Benzoyl Peroxide and Retinoids
When benzoyl peroxide and retinoids are applied in combination, they might be excessively harsh on the skin, causing irritation, redness, swelling, and dryness. This is due to the fact that when used in high doses, these substances can induce extreme dryness and sensitivity. Moreover, benzoyl peroxide can oxidize retinoids, rendering them less effective. If you wish to use both benzoyl peroxide and retinoids, do so at separate times of the day or on different days to reduce the risk of irritation. It is also critical to begin with a lesser concentration of both components and gradually raise the intensity as your skin begins tolerating it. Lastly, when applying retinoids during the day, it is critical to apply sunscreen on top of them since they might increase UV sensitivity and the risk of sun damage.
Salicylic Acid and Retinoids
Salicylic acid and retinoids are both potent skincare ingredients with several skin advantages. They should not, however, be used simultaneously since they might cause irritation, dryness, and redness. Salicylic acid is a beta-hydroxy acid (BHA) that exfoliates the skin and unclogs pores, making it an excellent acne-fighting substance. Retinoids, on the other hand, are derived from vitamin A and act to promote cell turnover and decrease inflammation in the skin, which can aid in the unclogging of pores and the prevention of breakouts. Salicylic acid and retinoids might be too harsh on the skin when applied in combination, causing irritation and dryness.
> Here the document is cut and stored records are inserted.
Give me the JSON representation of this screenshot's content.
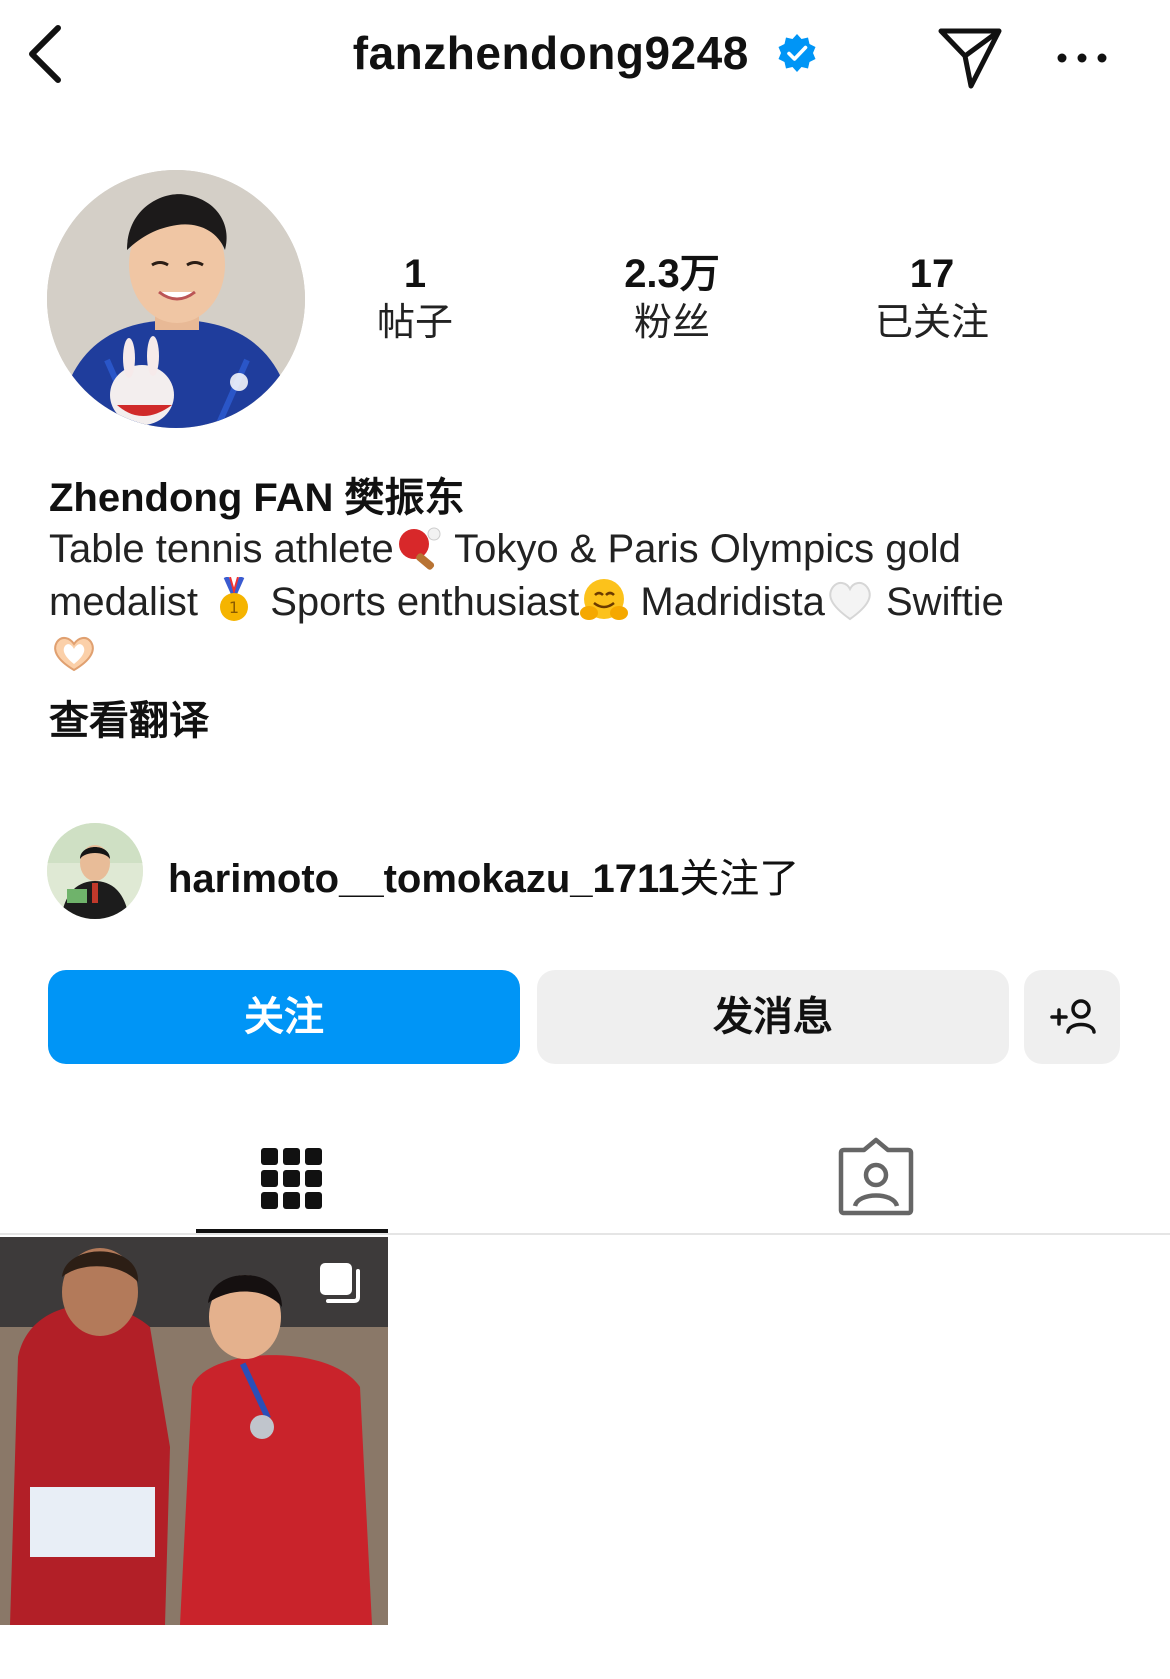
{
  "header": {
    "username": "fanzhendong9248",
    "verified": true,
    "accent_color": "#0095f6"
  },
  "stats": [
    {
      "value": "1",
      "label": "帖子"
    },
    {
      "value": "2.3万",
      "label": "粉丝"
    },
    {
      "value": "17",
      "label": "已关注"
    }
  ],
  "profile": {
    "display_name": "Zhendong FAN 樊振东",
    "bio_parts": {
      "p1": "Table tennis athlete",
      "p2": " Tokyo & Paris Olympics gold",
      "p3": "medalist",
      "p4": " Sports enthusiast",
      "p5": " Madridista",
      "p6": " Swiftie"
    },
    "bio_emojis": [
      "ping-pong",
      "gold-medal",
      "hugging-face",
      "white-heart",
      "heart-hands"
    ],
    "translate_label": "查看翻译"
  },
  "followed_by": {
    "username": "harimoto__tomokazu_1711",
    "suffix": "关注了"
  },
  "actions": {
    "follow_label": "关注",
    "message_label": "发消息"
  },
  "tabs": [
    {
      "icon": "grid-icon",
      "active": true
    },
    {
      "icon": "tagged-icon",
      "active": false
    }
  ],
  "posts": [
    {
      "type": "carousel"
    }
  ]
}
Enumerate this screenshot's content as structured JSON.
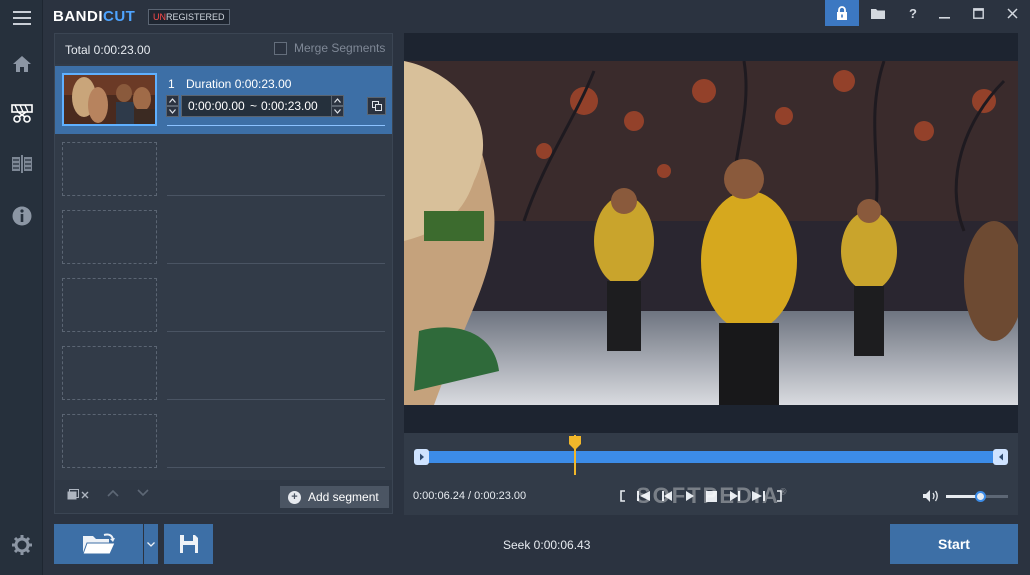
{
  "app": {
    "logo_main": "BANDI",
    "logo_accent": "CUT",
    "badge_red": "UN",
    "badge_rest": "REGISTERED"
  },
  "sidebar": {
    "items": [
      {
        "icon": "menu-icon"
      },
      {
        "icon": "home-icon"
      },
      {
        "icon": "cut-icon",
        "active": true
      },
      {
        "icon": "join-icon"
      },
      {
        "icon": "info-icon"
      },
      {
        "icon": "settings-icon"
      }
    ]
  },
  "titlebar": {
    "buttons": [
      "lock-icon",
      "folder-icon",
      "help-icon",
      "minimize-icon",
      "maximize-icon",
      "close-icon"
    ],
    "help_label": "?"
  },
  "segments": {
    "total_label": "Total 0:00:23.00",
    "merge_label": "Merge Segments",
    "merge_checked": false,
    "items": [
      {
        "index": "1",
        "duration_label": "Duration 0:00:23.00",
        "start": "0:00:00.00",
        "separator": "~",
        "end": "0:00:23.00"
      }
    ],
    "empty_slots": 5,
    "add_label": "Add segment"
  },
  "player": {
    "timecode": "0:00:06.24 / 0:00:23.00",
    "position_fraction": 0.271,
    "volume_fraction": 0.55,
    "watermark": "SOFTPEDIA",
    "watermark_mark": "®"
  },
  "bottom": {
    "seek_label": "Seek 0:00:06.43",
    "start_label": "Start"
  },
  "colors": {
    "accent": "#3d6fa6",
    "track": "#3c8ce8",
    "playhead": "#f1b72a",
    "background": "#2b3340"
  }
}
Moreover, when applied in conjunction with salicylic acid, retinoids can make the skin more susceptible to sun damage, increasing the risk of sunburn and other kinds of UV damage. To reduce the risk of irritation, it's recommended to apply salicylic acid and retinoids at different times of the day or on different days. You might use salicylic acid in the morning and a retinoid cream or serum in the evening, for example. When utilising retinoids, it is also critical to layer on adequate amounts of sunscreen during the day. If using retinoids during the night, use the sandwich method to apply. What this means is applying a layer of a hydrating cream, then your retinoid of choice, and then adding another layer of the hydrating cream on top. This ensures that even retinoid beginners can safely use this effective ingredient in their AM and PM skincare routines without compromising their skin barrier.
To avoid these side effects, apply these key skincare activities at different times of day or on separate days, as instructed by a dermatologist or skincare specialist. It's also critical to patch test new products and be mindful of potential ingredient interactions. In general, if you have any worries or questions about utilizing certain skin care products in conjunction, you should always contact a dermatologist to verify that you're using them safely and efficiently.